30 Jul 2015 ACT Alliance workshop discusses making development effective
Making faith-based development efforts more effective and accountable was the theme of a workshop organized by ACT Alliance, of which WACC is a member, 17-19 July in Addis Ababa.
Over 40 people from faith-based organizations in Africa, Latin America, Europe and North America reflected on internationally agreed civil society principles for development effectiveness, called the “Istanbul Principles,” and how these are applied in their work.
In welcoming participants, John Nduna, ACT Alliance General Secretary, stated that calls for transparency and accountability are rising, but so are challenges such as growing inequalities, power shifts, and climate vulnerabilities.
“As faith-based organizations, we seek to make our development efforts as effective as possible, and demand the same from other donors and actors,” said Nduna. “The Istanbul Principles help us to reflect on how we as faith-based organizations work together, relate to others and hold ourselves accountable.”
Participants – some of whom are pictured right (photo: Sara Speicher) – examined case studies and engaged in an “attitudes” exercise that identified issues and challenges, such as the relationship between the sustainable development ideal with the realities of short-term project agreements with donors and the difficulties of predictable funding.
Growing instances of communities’ access to essential resources such as land and water being denied, and concern that some communities’ ability to be self-sufficient was being undermined by increasing dependency on aid, highlighted that effective development must be rooted in the needs identified by the community themselves, and their own capacity to address those needs must be supported.
“The case studies and discussions on the principles emphasized for me that communication rights are more essential than ever in ensuring positive sustainable development,” said Sara Speicher, WACC’s development manager based in the UK.
She added that, “Communities must have the right to information and the freedom to express themselves, to know their rights and demand action when those rights are denied.

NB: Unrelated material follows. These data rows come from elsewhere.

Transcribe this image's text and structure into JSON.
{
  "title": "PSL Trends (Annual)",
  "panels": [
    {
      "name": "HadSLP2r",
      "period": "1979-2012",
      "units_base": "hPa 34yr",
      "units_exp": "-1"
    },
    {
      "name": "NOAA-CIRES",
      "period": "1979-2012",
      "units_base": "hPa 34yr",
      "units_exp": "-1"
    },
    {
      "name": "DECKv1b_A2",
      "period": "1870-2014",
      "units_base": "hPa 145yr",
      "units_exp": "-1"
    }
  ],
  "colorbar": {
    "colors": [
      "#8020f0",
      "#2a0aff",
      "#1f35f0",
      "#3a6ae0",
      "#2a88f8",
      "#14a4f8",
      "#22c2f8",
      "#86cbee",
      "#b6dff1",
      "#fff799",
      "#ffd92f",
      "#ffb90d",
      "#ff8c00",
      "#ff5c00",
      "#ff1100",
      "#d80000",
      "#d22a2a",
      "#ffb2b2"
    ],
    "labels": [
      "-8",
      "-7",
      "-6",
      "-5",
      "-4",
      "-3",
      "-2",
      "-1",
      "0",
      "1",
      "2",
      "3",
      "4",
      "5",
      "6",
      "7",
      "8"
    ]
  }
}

Advocating for these rights, along with equipping grassroots communities with the skills and tools necessary to exchange news and information among each other and express themselves to the wider public and policy makers, is a vital contribution WACC makes in the development arena.”
The Istanbul principles grew out of efforts from the early 2000s to address the reality that despite billions poured into development aid, recipient countries still remained poor. As the role and importance of civil society organizations (CSOs) became more recognized as development actors as well as advocates, CSOs were also challenged to be to be accountable just as they demanded accountability from national governments and other donors. The principles, include:
- Respect and promote human rights and social justice
- Embody gender equality and equity while promoting women and girls’ rights
- Focus on people’s empowerment, democratic ownership and participation
- Promote environmental sustainability
- Practice transparency and accountability
- Pursue equitable partnerships and solidarity
- Create and share knowledge and commit to mutual learning
- Commit to realizing positive sustainable change
As the workshop was held immediately after the conclusion of the United Nations Conference on Financing for Development, participants also reflected on the changing paradigm of development funding, including the increasing role of the private sector. Civil society representatives continue to face immense challenges as they push for the recognition of community realities in lofty policy setting spaces, and accountability from all actors involved in development efforts.
Participants noted that governments need to be held accountable to paragraph 12 in the Finance for Development outcome document, which commits to “a new social compact” of delivering social protection and essential public services for all.
A further accountability framework will be established in September with the adoption of the Sustainable Development Goals, the replacement for the Millennium Development Goals.
“The Sustainable Development Goals will establish a new framework for government funding for development, so it has been important that faith-based and civil society organizations be involved in the SDG process,” said Daniel Pieper, Global Sustainable Development Policy and Practice Coordinator, ACT Alliance, who organized the Addis workshop.
“Faith-based organizations have a distinctive role in sustainable development,” he continued. “We have the staying power in communities and we have our faith-based mandate to serve and care.” However, he noted that all organizations that want to engage in development must be open to strengthening their approach to make sure communities benefit for the long-term. “These conversations with faith-based organizations together allow for exchanges of best practices and improve coordination. Many may feel that they have been implementing these principles for decades, but for others, some of the principles are new.”
The workshop in Addis is the fourth training held for faith-based organizations on the CSO Partnership for Development Effectiveness. Further workshops in the Middle East and Latin America are planned.